Note from Bryan: October is National Bullying Prevention Month. Each Wednesday this month, the BSA Youth Protection team will share important reminders about what each of us can do to prevent, recognize and report bullying as we work to make Scouting a safe place for all.
- Week 1 (Today): The BSA is a safe place for all
- Week 2 (Oct. 11): Encouraging Scouts to move from bystander to upstander
- Week 3 (Oct. 18): What to do when bullying becomes serious
- Week 4 (Oct. 25): Concerns for risk of harm and suicide
This first post comes from Jim Wilson, national Youth Protection chairman.
A Scout is kind, so let’s keep the BSA a safe place for all
October is National Bullying Prevention Month, and I’d like to remind all our Scouting parents and leaders that a Scout is kind.
With all the issues young people face in 2017, it’s more important than ever for all of us to be vigilant about bullying prevention.
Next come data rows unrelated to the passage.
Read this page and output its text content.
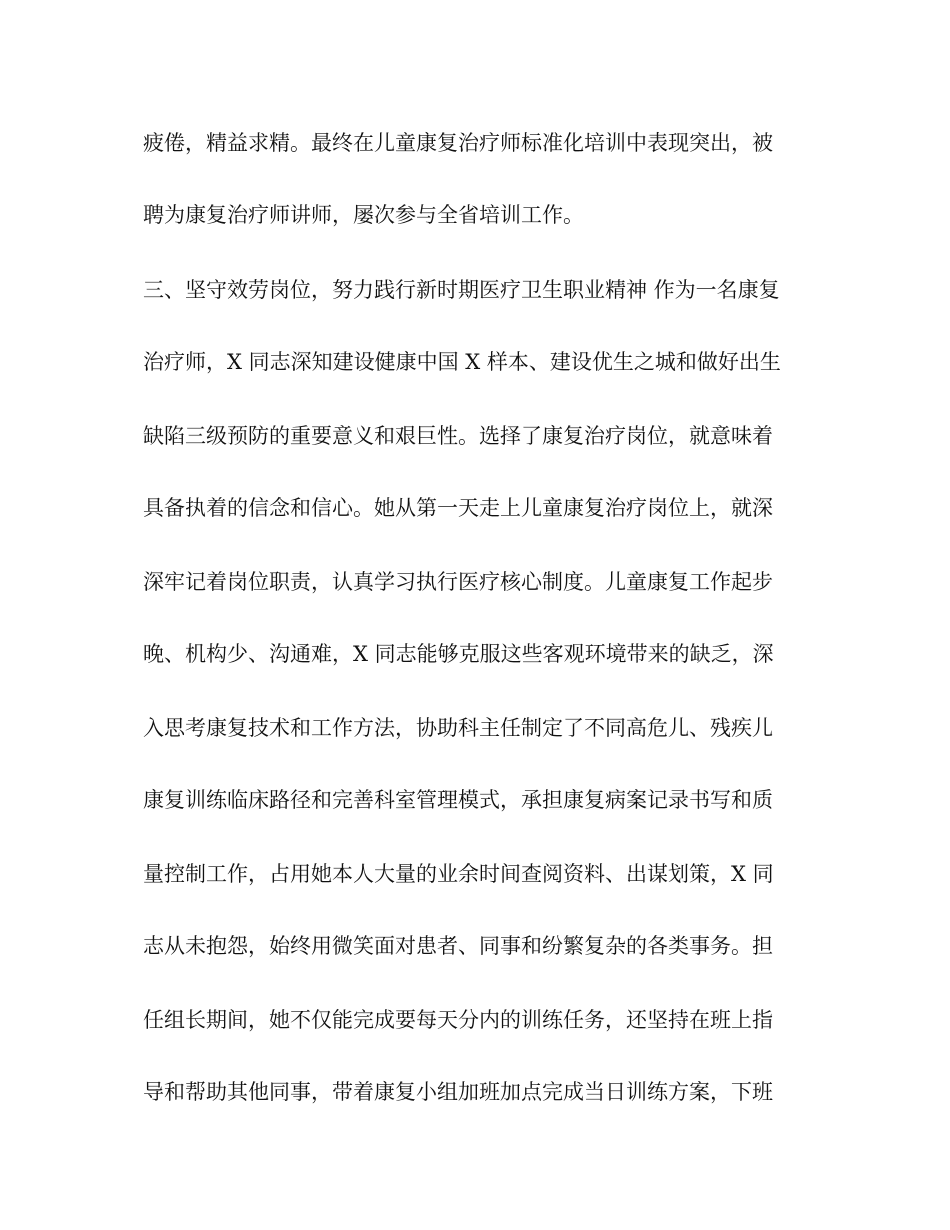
疲倦，精益求精。最终在儿童康复治疗师标准化培训中表现突出，被
聘为康复治疗师讲师，屡次参与全省培训工作。
三、坚守效劳岗位，努力践行新时期医疗卫生职业精神 作为一名康复
治疗师，X 同志深知建设健康中国 X 样本、建设优生之城和做好出生
缺陷三级预防的重要意义和艰巨性。选择了康复治疗岗位，就意味着
具备执着的信念和信心。她从第一天走上儿童康复治疗岗位上，就深
深牢记着岗位职责，认真学习执行医疗核心制度。儿童康复工作起步
晚、机构少、沟通难，X 同志能够克服这些客观环境带来的缺乏，深
入思考康复技术和工作方法，协助科主任制定了不同高危儿、残疾儿
康复训练临床路径和完善科室管理模式，承担康复病案记录书写和质
量控制工作，占用她本人大量的业余时间查阅资料、出谋划策，X 同
志从未抱怨，始终用微笑面对患者、同事和纷繁复杂的各类事务。担
任组长期间，她不仅能完成要每天分内的训练任务，还坚持在班上指
导和帮助其他同事，带着康复小组加班加点完成当日训练方案，下班
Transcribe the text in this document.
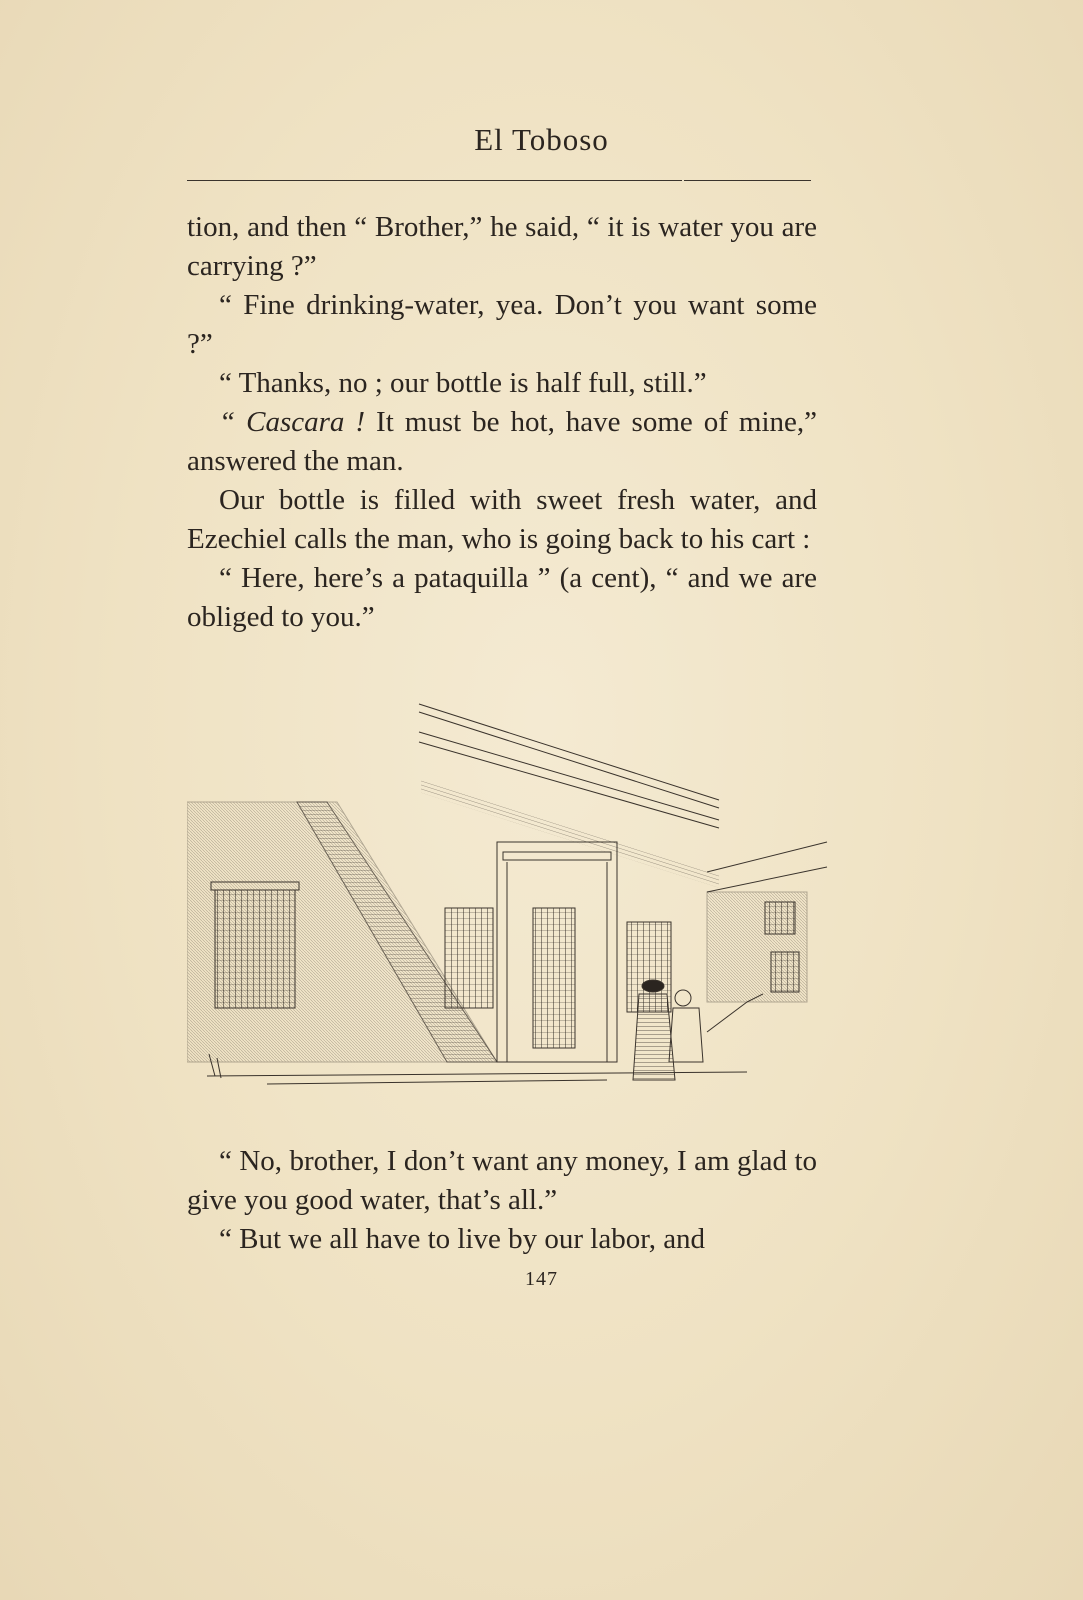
El Toboso

tion, and then “ Brother,” he said, “ it is water you are carrying ?”

“ Fine drinking-water, yea. Don’t you want some ?”

“ Thanks, no ; our bottle is half full, still.”

“ Cascara ! It must be hot, have some of mine,” answered the man.

Our bottle is filled with sweet fresh water, and Ezechiel calls the man, who is going back to his cart :

“ Here, here’s a pataquilla ” (a cent), “ and we are obliged to you.”

“ No, brother, I don’t want any money, I am glad to give you good water, that’s all.”

“ But we all have to live by our labor, and

147
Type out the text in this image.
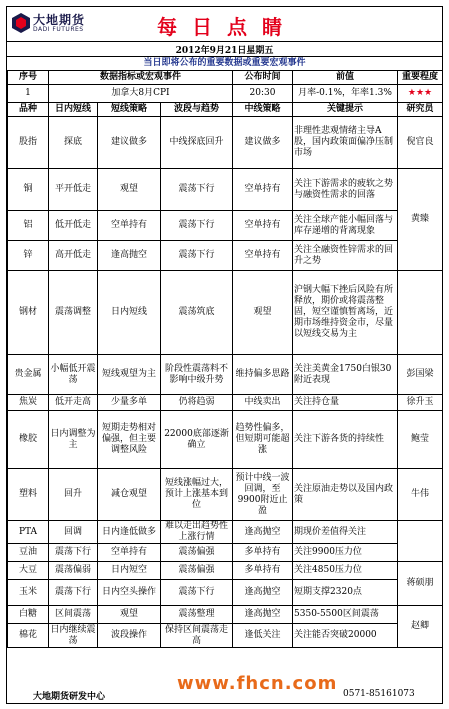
大地期货
DADI FUTURES	每日点睛
2012年9月21日星期五
当日即将公布的重要数据或重要宏观事件
序号	数据指标或宏观事件			公布时间	前值	重要程度
1	加拿大8月CPI			20:30	月率-0.1%，年率1.3%	★★★
品种	日内短线	短线策略	波段与趋势	中线策略	关键提示	研究员
股指	探底	建议做多	中线探底回升	建议做多	非理性悲观情绪主导A股，国内政策面偏净压制市场	倪官良
铜	平开低走	观望	震荡下行	空单持有	关注下游需求的疲软之势与融资性需求的回落	黄臻
铝	低开低走	空单持有	震荡下行	空单持有	关注全球产能小幅回落与库存递增的背离现象	
锌	高开低走	逢高抛空	震荡下行	空单持有	关注全融资性锌需求的回升之势	
钢材	震荡调整	日内短线	震荡筑底	观望	沪钢大幅下挫后风险有所释放，期价或将震荡整固，短空谨慎暂离场，近期市场维持资金市，尽量以短线交易为主	
贵金属	小幅低开震荡	短线观望为主	阶段性震荡料不影响中级升势	维持偏多思路	关注美黄金1750白银30附近表现	彭国梁
焦炭	低开走高	少量多单	仍将趋弱	中线卖出	关注持仓量	徐升玉
橡胶	日内调整为主	短期走势相对偏强，但主要调整风险	22000底部逐渐确立	趋势性偏多，但短期可能超涨	关注下游各货的持续性	鲍莹
塑料	回升	减仓观望	短线涨幅过大，预计上涨基本到位	预计中线一波回调，至9900附近止盈	关注原油走势以及国内政策	牛伟
PTA	回调	日内逢低做多	难以走出趋势性上涨行情	逢高抛空	期现价差值得关注	
豆油	震荡下行	空单持有	震荡偏强	多单持有	关注9900压力位	
大豆	震荡偏弱	日内短空	震荡偏强	多单持有	关注4850压力位	蒋硕朋
玉米	震荡下行	日内空头操作	震荡下行	逢高抛空	短期支撑2320点	
白糖	区间震荡	观望	震荡整理	逢高抛空	5350-5500区间震荡	赵卿
棉花	日内继续震荡	波段操作	保持区间震荡走高	逢低关注	关注能否突破20000	
www.fhcn.com
大地期货研发中心	0571-85161073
We must remind and reteach our Scouts the concept of “a Scout is kind”.
The idea that a Scout should treat others as he or she wants to be treated is woven throughout the programs and literature of the Boy Scouts of America. When a Scout follows the principles of the Scout Oath and Law, bullying and hazing situations should never occur.
However, as Scouting leaders and parents, we may feel uncertain about how to handle bullying when we see or hear it happening in or out of Scouting.
Because of this, we may respond in ways that don’t make the best use of the opportunity to teach a Scout the difference between appropriate and inappropriate behavior. We all acknowledge that bullying among children is inappropriate. It is aggressive behavior that is intentional, and involves an imbalance of power and strength. This makes it important that we handle bullying appropriately.
Scouts, Scouters and parents must not stand by during instances of bullying. Sadly, this happens too often because of a lack of understanding of the subject.
There’s good news, however. The BSA has a number of recommended and required practices, policies and procedures. A significant amount of information on the subject continues to be developed and made available.
We’re working with several nationally recognized experts and organizations to make sure that our focus on bullying prevention is clear and visible in all that we say, do and practice.
To that end, the 13th edition of the Boy Scout Handbook now includes a specific chapter on Personal Safety Awareness. The chapter, which starts on page 394, addresses bullying and hazing from both sides of the issue.
Please pick up a nearby Handbook and review this chapter. I challenge you, as leaders, to help our youth understand what “a Scout is kind” means.
Thanks for helping the BSA be the safe place that our parents expect and our youth deserve.